A few years ago, I stumbled upon Rocket Boys by Homer Hickam, Jr. while browsing a local bookstore. As someone who likes science and astrophysics, the title intrigued me and I was sold after reading the blurb on the back. Published in 1998, this book has been on the market for quite a while but it is still as relevant as ever.

Taking place in the 1960s, Rocket Boys is a memoir about growing up in a West Virginia coal-mining town during the beginning of the space age. In Coalwood, where life revolves around football and the mine, rocketry was not on anyone’s mind until the Russians launched the satellite Sputnik in 1957. Fascinated and a little frightened, Hickam, better known as Sonny, and his friends decide to build rockets of their own. Meanwhile, Sonny’s father, who is perpetually disappointed in his son’s lack of ambition and athletic talent, struggles to cope with the reality that mining is deadly and that someday the mines will run out of coal. Inspired by his mother’s hope for a life outside of mining, Sonny learns how to build a rocket and more importantly, how to make it fly. He tentatively hopes that someday, astrophysics can get him out of Coalwood and maybe even to Cape Canaveral.

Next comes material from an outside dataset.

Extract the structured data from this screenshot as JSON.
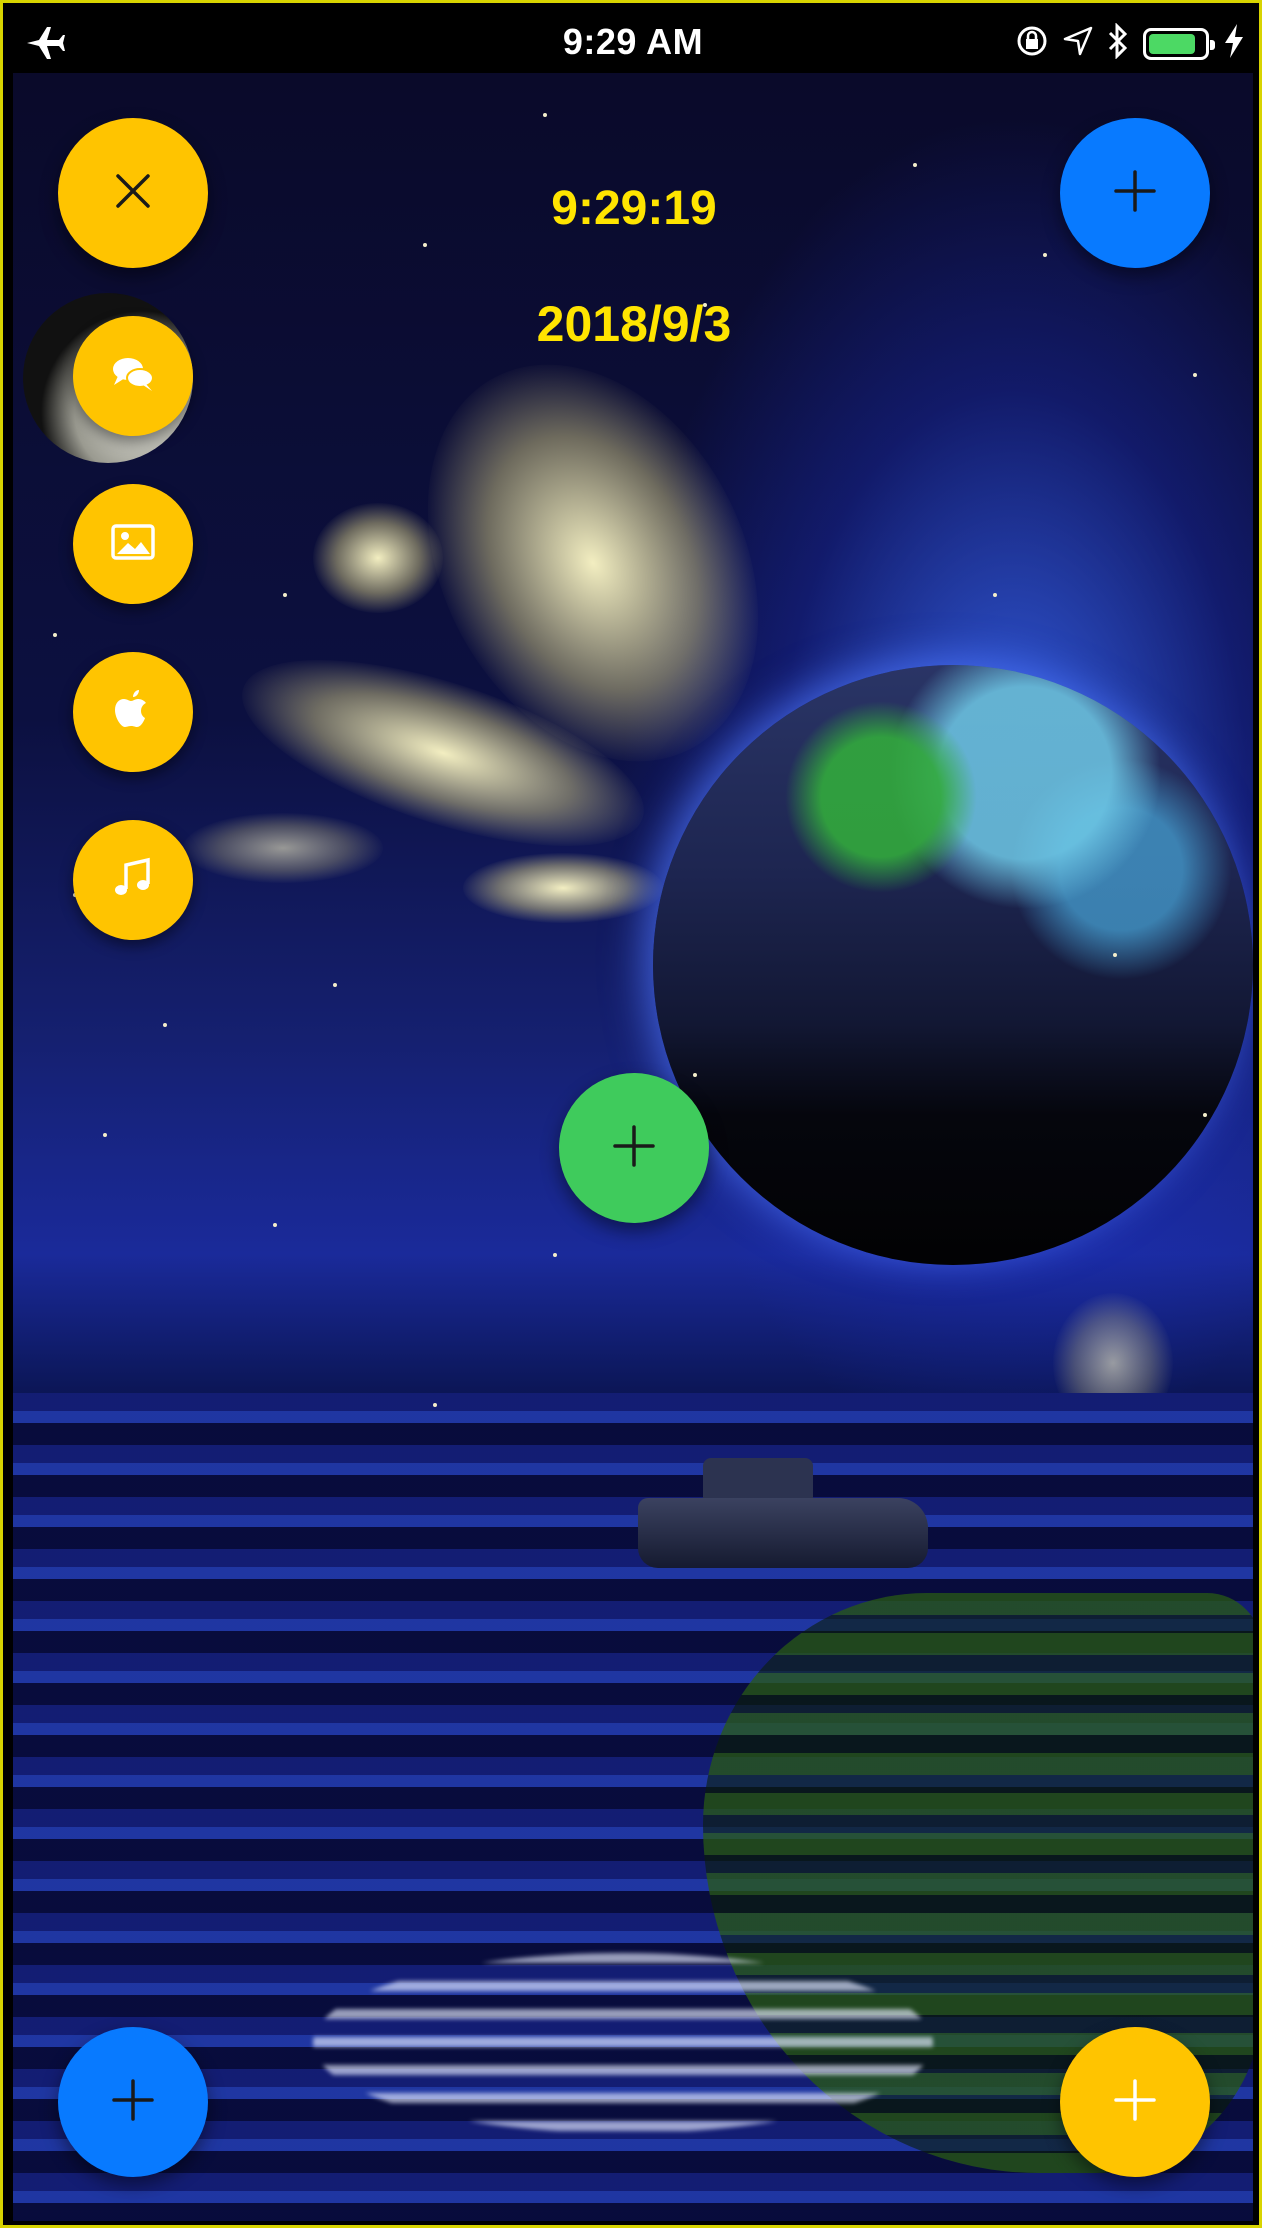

This book engages the reader through the use of multiple simultaneous plot lines. Sonny is both working on his rockets and navigating life and relationships as a high schooler while observing his father’s conflict with the miner’s union and his parents’ tense marriage. Because Sonny is not learning to build rockets out of a textbook, the reader learns along with him and does not need any background in science, rocketry, or trigonometry to enjoy and fully understand the story. Pages and chapters are dense with the various arcs carefully and skillfully intertwined. Although the book has a lot of characters, they are all well-developed, helping the reader to remember who is who. Often, characters who the reader initially casts aside as irrelevant come back into the story to fill crucial roles in Sonny’s life. Rocket Boys also does a great job setting the scene and tone of Coalwood for an audience who has likely never been to West Virginia, not to mention a mining town. Even readers coming in with no background knowledge of Appalachia are easily able to pick up on the mood of Sonny’s home. This is one of my all-time favorite books. I am currently on my second read-through of it and enjoying it just as much as I did the first time. I think the characters are very clever, and the writing vivid. There are not many books that bring me as much into a character’s shoes and life as this one does. Hickam does an excellent job explaining the complexities and multifaceted nature of his experiences. What fascinates me most about this book is that it is a true story. Arguably, Rocket Boys is one of the best narrative non-fiction or memoir books that I have ever read.